Cargill salt ponds subject to Clean Water Act protections, judge rules

in Community/Infrastructure

Opponents to development of the Cargill salt ponds in Redwood City celebrated a legal victory Monday after a federal judge found that the ponds are subject to environmental protections under the U.S. Clean Water Act.

In his ruling, U.S. District Court Judge William Alsup said the U.S. Environmental Protection Agency (EPA) wrongly decided last year to remove the Clean Water Act as a regulatory hurdle to development of the salt ponds.

The future of the 1,365-acre site has long been a controversial issue in the community. At one time, Cargill proposed to build up to 12,000 housing units on the site, but withdrew the project after facing opposition in the community and from environmental groups, which want the area fully restored into wetlands.

In March 2019, the EPA ruled that the salt ponds should not fall under the jurisdiction of the federal Clean Water Act, which regulates pollution in U.S. surface waters and requires development proposals to obtain special permits. The EPA determined that the salt ponds had been converted to fast land long before the Clean Water Act’s passage in 1972, and thus they no longer qualify as “waters of the United States.”

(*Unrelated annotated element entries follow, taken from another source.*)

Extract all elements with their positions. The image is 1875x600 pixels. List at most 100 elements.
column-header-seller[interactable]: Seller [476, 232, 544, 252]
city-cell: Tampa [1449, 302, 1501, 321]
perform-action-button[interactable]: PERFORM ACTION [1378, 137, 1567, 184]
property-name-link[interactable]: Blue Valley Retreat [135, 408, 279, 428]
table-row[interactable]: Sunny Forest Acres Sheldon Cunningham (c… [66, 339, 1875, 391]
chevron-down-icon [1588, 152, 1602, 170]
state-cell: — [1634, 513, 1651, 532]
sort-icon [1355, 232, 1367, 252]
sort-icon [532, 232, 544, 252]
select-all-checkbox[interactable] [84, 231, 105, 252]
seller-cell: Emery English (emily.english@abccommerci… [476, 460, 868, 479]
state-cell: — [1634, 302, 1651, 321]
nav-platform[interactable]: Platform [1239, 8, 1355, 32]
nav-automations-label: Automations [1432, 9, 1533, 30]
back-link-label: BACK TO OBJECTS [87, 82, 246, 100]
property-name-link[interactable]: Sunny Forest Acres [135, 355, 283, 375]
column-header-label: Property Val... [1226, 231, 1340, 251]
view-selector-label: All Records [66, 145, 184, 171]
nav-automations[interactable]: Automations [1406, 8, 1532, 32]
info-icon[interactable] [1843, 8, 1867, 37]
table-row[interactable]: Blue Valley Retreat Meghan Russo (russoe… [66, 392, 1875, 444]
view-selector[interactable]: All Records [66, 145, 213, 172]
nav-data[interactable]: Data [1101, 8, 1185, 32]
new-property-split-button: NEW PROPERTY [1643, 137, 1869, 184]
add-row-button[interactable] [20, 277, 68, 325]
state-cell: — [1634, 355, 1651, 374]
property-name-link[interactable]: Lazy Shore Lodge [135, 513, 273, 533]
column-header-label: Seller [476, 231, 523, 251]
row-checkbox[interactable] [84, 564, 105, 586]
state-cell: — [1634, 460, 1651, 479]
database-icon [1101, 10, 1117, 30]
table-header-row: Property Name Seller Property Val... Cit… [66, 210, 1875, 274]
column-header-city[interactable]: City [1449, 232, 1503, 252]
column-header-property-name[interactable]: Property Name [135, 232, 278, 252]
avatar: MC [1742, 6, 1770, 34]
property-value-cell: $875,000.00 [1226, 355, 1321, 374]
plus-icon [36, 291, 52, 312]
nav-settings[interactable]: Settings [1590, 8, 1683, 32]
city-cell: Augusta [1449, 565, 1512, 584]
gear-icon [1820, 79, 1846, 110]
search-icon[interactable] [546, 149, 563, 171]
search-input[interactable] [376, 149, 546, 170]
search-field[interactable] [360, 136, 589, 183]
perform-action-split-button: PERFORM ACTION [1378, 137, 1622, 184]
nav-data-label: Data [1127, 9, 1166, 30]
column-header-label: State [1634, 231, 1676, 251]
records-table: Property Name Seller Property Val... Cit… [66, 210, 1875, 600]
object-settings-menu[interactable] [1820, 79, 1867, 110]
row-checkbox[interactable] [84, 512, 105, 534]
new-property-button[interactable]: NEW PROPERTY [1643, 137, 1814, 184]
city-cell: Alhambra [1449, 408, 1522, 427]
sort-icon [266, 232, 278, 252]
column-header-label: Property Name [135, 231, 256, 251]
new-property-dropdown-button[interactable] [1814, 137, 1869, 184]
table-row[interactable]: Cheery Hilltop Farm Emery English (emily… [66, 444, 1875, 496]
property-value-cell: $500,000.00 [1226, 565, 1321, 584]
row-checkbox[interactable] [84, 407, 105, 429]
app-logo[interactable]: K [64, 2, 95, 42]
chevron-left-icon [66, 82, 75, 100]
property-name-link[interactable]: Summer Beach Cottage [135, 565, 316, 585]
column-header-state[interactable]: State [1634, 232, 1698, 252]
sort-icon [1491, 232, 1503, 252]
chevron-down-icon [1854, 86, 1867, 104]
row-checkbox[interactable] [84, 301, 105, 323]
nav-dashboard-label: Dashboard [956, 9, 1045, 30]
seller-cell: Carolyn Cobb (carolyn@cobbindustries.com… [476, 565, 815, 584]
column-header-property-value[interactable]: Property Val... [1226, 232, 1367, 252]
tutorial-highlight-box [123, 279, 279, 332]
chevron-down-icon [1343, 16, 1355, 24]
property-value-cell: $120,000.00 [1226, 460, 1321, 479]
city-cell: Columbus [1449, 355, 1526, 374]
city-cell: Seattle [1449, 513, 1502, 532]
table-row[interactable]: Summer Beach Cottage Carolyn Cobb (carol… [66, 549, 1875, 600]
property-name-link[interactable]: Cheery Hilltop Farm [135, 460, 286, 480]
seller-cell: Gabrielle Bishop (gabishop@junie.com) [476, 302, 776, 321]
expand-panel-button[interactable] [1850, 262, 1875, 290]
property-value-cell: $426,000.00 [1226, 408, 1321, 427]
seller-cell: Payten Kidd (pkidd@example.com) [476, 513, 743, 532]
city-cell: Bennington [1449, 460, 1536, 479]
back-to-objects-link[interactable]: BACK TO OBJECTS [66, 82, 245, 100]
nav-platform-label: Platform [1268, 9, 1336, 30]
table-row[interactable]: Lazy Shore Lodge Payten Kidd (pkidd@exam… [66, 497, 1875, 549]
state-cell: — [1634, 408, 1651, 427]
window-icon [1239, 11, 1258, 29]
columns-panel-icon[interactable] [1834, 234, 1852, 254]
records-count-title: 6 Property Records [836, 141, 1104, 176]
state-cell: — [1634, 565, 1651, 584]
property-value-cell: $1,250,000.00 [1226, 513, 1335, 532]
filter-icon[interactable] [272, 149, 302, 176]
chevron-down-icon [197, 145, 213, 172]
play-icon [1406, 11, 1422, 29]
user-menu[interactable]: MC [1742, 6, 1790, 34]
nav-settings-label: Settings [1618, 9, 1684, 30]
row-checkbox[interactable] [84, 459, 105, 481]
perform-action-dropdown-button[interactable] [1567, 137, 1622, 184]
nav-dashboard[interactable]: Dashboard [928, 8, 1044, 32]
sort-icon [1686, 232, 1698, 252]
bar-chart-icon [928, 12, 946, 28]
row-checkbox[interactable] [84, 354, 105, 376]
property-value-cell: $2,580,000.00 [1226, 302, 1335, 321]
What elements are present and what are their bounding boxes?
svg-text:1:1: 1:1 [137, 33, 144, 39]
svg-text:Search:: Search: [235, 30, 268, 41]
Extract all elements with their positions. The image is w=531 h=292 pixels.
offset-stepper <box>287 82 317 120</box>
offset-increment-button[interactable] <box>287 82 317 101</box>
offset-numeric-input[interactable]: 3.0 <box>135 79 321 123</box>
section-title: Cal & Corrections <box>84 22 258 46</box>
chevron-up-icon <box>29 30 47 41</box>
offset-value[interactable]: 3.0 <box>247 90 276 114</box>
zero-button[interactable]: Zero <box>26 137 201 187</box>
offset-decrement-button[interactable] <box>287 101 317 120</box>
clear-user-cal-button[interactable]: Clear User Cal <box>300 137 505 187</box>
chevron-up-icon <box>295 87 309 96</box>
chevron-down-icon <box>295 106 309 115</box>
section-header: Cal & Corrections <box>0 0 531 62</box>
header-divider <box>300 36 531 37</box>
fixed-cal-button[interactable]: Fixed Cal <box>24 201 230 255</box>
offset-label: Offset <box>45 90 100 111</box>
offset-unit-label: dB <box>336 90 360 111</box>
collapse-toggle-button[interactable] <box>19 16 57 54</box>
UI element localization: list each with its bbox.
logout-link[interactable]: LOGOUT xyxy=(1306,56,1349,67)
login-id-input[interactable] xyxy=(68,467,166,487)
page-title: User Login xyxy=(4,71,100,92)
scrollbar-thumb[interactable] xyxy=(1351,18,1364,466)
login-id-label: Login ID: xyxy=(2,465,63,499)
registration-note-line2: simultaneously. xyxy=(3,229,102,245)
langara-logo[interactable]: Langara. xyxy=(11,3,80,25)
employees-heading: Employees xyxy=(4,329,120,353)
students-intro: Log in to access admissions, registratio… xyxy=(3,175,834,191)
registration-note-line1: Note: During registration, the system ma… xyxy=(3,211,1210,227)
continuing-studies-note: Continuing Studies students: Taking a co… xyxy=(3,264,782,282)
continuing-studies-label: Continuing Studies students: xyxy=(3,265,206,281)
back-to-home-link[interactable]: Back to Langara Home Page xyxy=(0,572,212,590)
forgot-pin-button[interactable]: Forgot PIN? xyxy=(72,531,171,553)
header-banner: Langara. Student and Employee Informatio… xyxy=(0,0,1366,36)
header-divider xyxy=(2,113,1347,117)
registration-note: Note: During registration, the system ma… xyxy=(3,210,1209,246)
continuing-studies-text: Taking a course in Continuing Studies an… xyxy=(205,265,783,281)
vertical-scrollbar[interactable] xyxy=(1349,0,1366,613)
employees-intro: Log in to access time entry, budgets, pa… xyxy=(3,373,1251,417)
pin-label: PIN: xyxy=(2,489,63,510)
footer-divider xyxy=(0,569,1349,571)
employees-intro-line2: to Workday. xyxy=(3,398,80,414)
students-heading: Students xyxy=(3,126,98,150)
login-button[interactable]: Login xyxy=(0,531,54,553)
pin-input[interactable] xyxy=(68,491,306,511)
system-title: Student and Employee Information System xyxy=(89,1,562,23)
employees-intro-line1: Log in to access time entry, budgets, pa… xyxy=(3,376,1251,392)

A coalition of environmental groups —  San Francisco Baykeeper, Save the Bay, Committee for Green Foothills and Citizens’ Committee to Complete the Refuge — subsequently sued the EPA over that ruling.

Judge Alsup sided with the plaintiffs, saying the determination by the EPA’s headquarters in Washington D.C.. that the salt ponds are no longer “waters of the United States” is at direct odds with a 2016 study by the EPA’s regional office in San Francisco. That study found that just 95 of the 1,365 acres had been converted to fast land prior to enactment of the Clean Water Act.

The ponds, the judge added, “remain subject to CWA jurisdiction because they are wet (plus they are not uplands). And, they have important interconnections to the Bay.”

David Lewis, executive director of Save the Bay, praised the ruling, stating, “our case was so strong that the court didn’t need a full trial.”

“We’ve turned the tide and it’s a real renaissance for making the bay bigger and healthier,” Lewis said.

In a statement to the San Francisco Business Times, Cargill said it will examine “all future uses of the site while protecting environmental resources,” but did not indicate whether it would appeal the judge’s ruling.

“Obama Administration officials in 2015 determined that the site is not subject to the federal Clean Water Act, and the current Environmental Protection Agency reached the same conclusion,” the company said, according to the Times. “We disagree with the court’s ruling on critical facts, application of court precedent, and lack of deference to the administrative expertise and authority of the past two administrations to implement their governing regulations.”